9. “Filho de Deus” — identidade eterna
Significado
O título “Filho de Deus” revela a identidade divina de Jesus.
“Este é o meu Filho amado, em quem pus todo o meu agrado” (Mt 3,17).
Teologicamente, esse título afirma que Jesus:
-
é consubstancial ao Pai;
-
não é criatura;
-
participa da mesma natureza divina.
Ênfase
-
Quem Jesus é
-
Sua relação eterna com o Pai
-
Fundamento da Trindade
É um título ontológico (fala do ser).
10. “Cordeiro de Deus” — missão redentora
Significado
O título “Cordeiro de Deus” descreve a missão sacrificial de Cristo.
“Eis o Cordeiro de Deus, que tira o pecado do mundo” (Jo 1,29).
Ele aponta para:
-
o sacrifício pascal;
-
a expiação dos pecados;
-
a entrega voluntária.
Ênfase
-
O que Jesus faz
-
Como Ele salva
-
Seu papel de vítima e sacerdote
É um título soteriológico (fala da salvação).
11. “Leão da tribo de Judá” — realeza e vitória
Significado
Esse título aparece de forma clara no Apocalipse:
“Eis que venceu o Leão da tribo de Judá” (Ap 5,5).
Ele retoma:
-
a promessa messiânica de Gênesis 49,9-10;
-
a realeza davídica;
-
o triunfo escatológico.
Ênfase
-
A autoridade de Cristo
-
Sua vitória sobre o mal
-
Seu juízo e realeza eterna
É um título escatológico e régio.
12. A genialidade bíblica: o Leão é o Cordeiro
Aqui está um ponto apologético decisivo.
Em Apocalipse 5, João espera ver um Leão, mas o que ele vê?

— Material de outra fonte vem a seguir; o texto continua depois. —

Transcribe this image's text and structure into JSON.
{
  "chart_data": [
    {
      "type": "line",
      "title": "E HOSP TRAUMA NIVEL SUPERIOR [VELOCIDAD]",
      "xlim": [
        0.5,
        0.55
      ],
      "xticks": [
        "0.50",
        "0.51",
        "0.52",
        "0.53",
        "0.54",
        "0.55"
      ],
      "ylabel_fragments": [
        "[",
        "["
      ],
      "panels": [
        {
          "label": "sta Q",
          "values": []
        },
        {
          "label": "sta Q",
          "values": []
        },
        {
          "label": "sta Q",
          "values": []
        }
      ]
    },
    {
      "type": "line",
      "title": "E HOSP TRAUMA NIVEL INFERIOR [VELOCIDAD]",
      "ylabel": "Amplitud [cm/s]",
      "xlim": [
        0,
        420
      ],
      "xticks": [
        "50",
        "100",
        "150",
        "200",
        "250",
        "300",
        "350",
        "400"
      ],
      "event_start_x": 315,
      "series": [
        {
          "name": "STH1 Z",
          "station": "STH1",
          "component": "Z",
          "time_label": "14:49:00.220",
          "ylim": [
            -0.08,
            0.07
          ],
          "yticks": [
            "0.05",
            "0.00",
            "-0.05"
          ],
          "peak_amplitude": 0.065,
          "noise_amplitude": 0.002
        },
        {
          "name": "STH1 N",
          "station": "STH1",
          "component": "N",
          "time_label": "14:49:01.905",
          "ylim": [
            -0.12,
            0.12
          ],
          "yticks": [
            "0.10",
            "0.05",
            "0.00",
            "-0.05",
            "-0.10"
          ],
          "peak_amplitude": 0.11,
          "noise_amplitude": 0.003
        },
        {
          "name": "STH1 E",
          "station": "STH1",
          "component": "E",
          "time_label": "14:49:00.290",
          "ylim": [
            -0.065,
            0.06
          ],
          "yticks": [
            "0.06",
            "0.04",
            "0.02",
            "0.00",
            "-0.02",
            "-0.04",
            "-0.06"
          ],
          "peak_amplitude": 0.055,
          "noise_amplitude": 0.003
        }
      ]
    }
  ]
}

“Vi um Cordeiro como que imolado, mas de pé” (Ap 5,6).
Ou seja:
-
o Leão vence como Cordeiro;
-
a força se manifesta no sacrifício;
-
a vitória vem da Cruz.
O Cristianismo inverte a lógica do poder.
13. Quadro comparativo teológico
| Título | Ênfase | Revela |
|---|---|---|
| Filho de Deus | Identidade | Quem Ele é |
| Cordeiro de Deus | Redenção | O que Ele faz |
| Leão de Judá | Vitória | Como Ele reina |
14. Síntese apologética
-
Sem o “Filho de Deus”, Cristo não seria Deus.
-
Sem o “Cordeiro de Deus”, não haveria redenção.
-
Sem o “Leão de Judá”, não haveria vitória final.

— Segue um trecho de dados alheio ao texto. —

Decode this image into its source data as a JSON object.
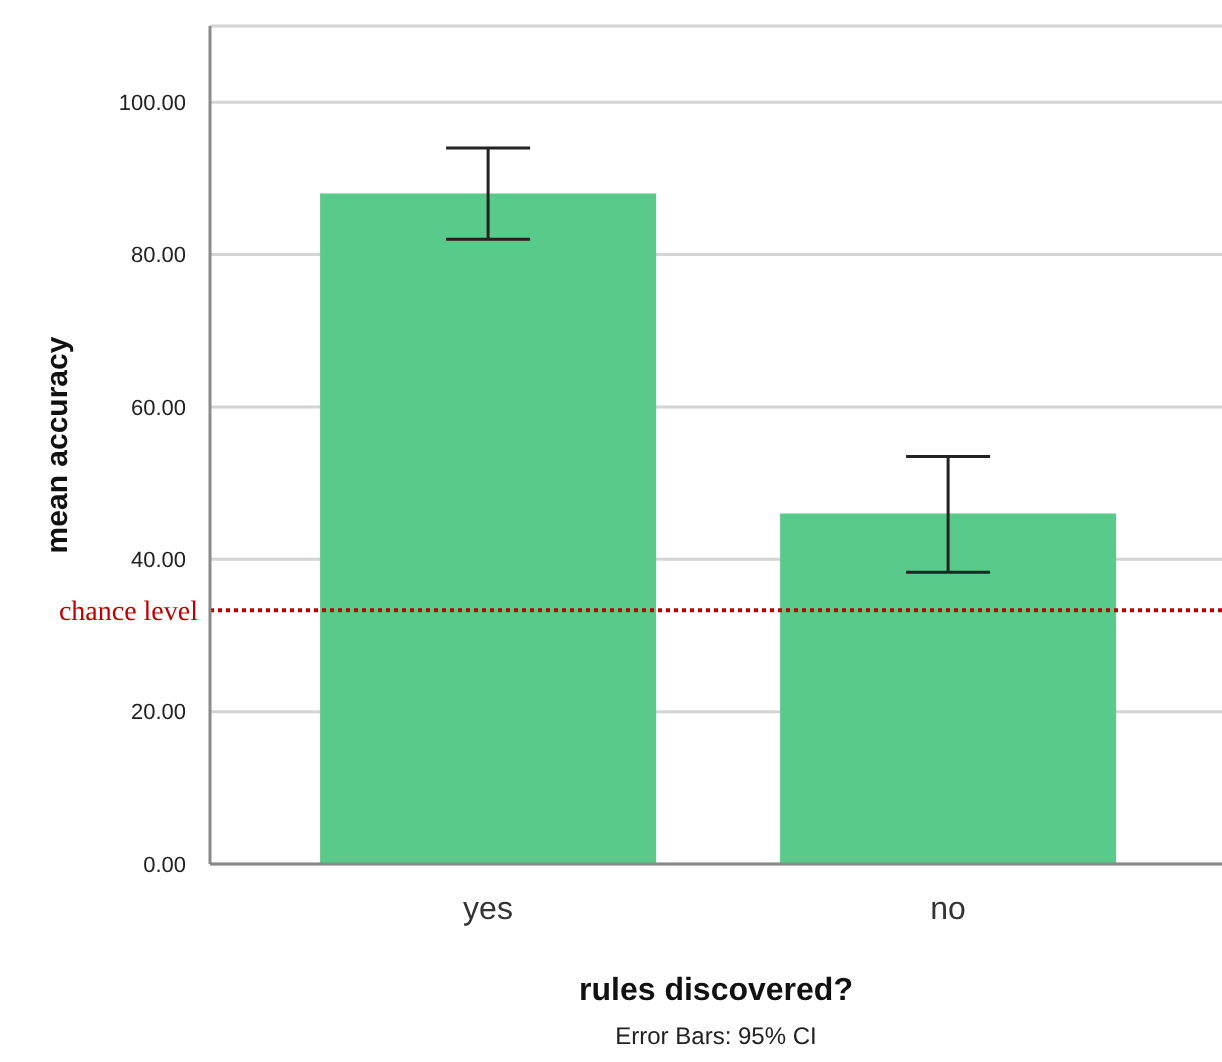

Mas todos se unem em um só mistério:
O Filho eterno se fez Cordeiro para vencer como Leão.
Conclusão patrística e apologética
O título “Cordeiro de Deus” difere dos demais porque:
-
não enfatiza apenas a identidade,
-
nem apenas o poder,
-
mas o caminho escolhido por Deus para salvar o mundo: o sacrifício por amor.

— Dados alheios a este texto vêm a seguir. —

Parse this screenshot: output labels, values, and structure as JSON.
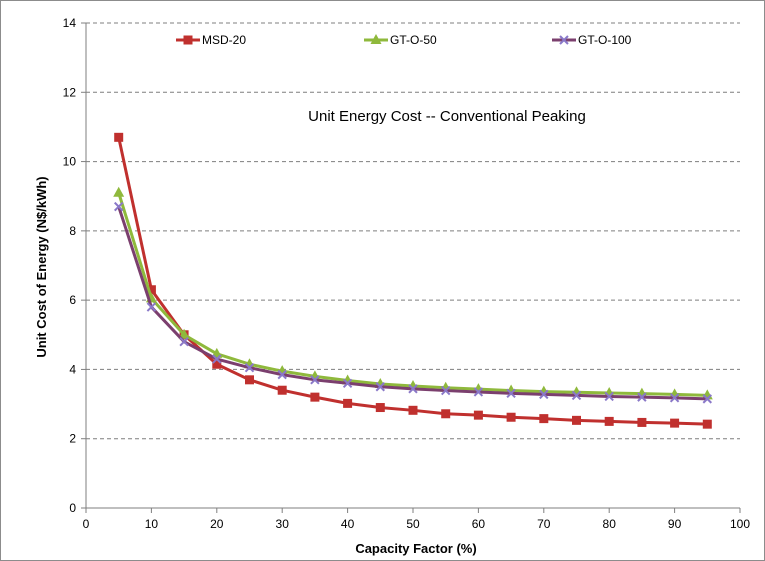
{
  "chart_data": {
    "type": "line",
    "title": "Unit Energy Cost -- Conventional Peaking",
    "xlabel": "Capacity Factor (%)",
    "ylabel": "Unit Cost of Energy (N$/kWh)",
    "xlim": [
      0,
      100
    ],
    "ylim": [
      0,
      14
    ],
    "xticks": [
      0,
      10,
      20,
      30,
      40,
      50,
      60,
      70,
      80,
      90,
      100
    ],
    "yticks": [
      0,
      2,
      4,
      6,
      8,
      10,
      12,
      14
    ],
    "grid": "horizontal dashed",
    "legend_position": "top",
    "x": [
      5,
      10,
      15,
      20,
      25,
      30,
      35,
      40,
      45,
      50,
      55,
      60,
      65,
      70,
      75,
      80,
      85,
      90,
      95
    ],
    "series": [
      {
        "name": "MSD-20",
        "color": "#c0302e",
        "marker": "square",
        "values": [
          10.7,
          6.3,
          5.0,
          4.15,
          3.7,
          3.4,
          3.2,
          3.02,
          2.9,
          2.82,
          2.72,
          2.68,
          2.62,
          2.58,
          2.53,
          2.5,
          2.47,
          2.45,
          2.42
        ]
      },
      {
        "name": "GT-O-50",
        "color": "#8fb93c",
        "marker": "triangle",
        "values": [
          9.1,
          6.05,
          5.0,
          4.45,
          4.15,
          3.95,
          3.8,
          3.68,
          3.58,
          3.52,
          3.47,
          3.43,
          3.39,
          3.36,
          3.34,
          3.32,
          3.3,
          3.28,
          3.25
        ]
      },
      {
        "name": "GT-O-100",
        "color": "#7b3f6e",
        "marker": "x",
        "values": [
          8.7,
          5.8,
          4.8,
          4.3,
          4.05,
          3.85,
          3.7,
          3.6,
          3.5,
          3.44,
          3.39,
          3.35,
          3.31,
          3.28,
          3.25,
          3.22,
          3.2,
          3.18,
          3.15
        ]
      }
    ]
  }
}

É por isso que a Igreja proclama antes da Comunhão:
“Eis o Cordeiro de Deus…”
Porque é como Cordeiro que Cristo se entrega, salva e reina.
A leitura dos Padres da Igreja confirma que:
-
Cristo é o verdadeiro Cordeiro prometido;
-
Seu sacrifício é único, perfeito e eterno;
-
A Cruz é o novo altar;
-
A Eucaristia é a participação real nesse sacrifício.
Negar Cristo como Cordeiro é romper:
-
com a Escritura,
-
com a fé da Igreja primitiva,
-
e com a própria lógica da salvação cristã.
O Cordeiro que foi anunciado na Lei, reconhecido pelos Profetas, proclamado por João e explicado pelos Padres é o mesmo que a Igreja adora até hoje.
A expressão “Eis o Cordeiro de Deus” é a síntese de toda a fé cristã:
-
no Antigo Testamento: promessa e figura;
-
nos Evangelhos: cumprimento;
-
na Cruz: sacrifício;
-
na Ressurreição: vitória;
-
na Eucaristia: presença;
-
na glória: realeza eterna.
O cordeiro que foi imolado é o mesmo que reina para sempre.
Negar esse título é negar o coração do Cristianismo.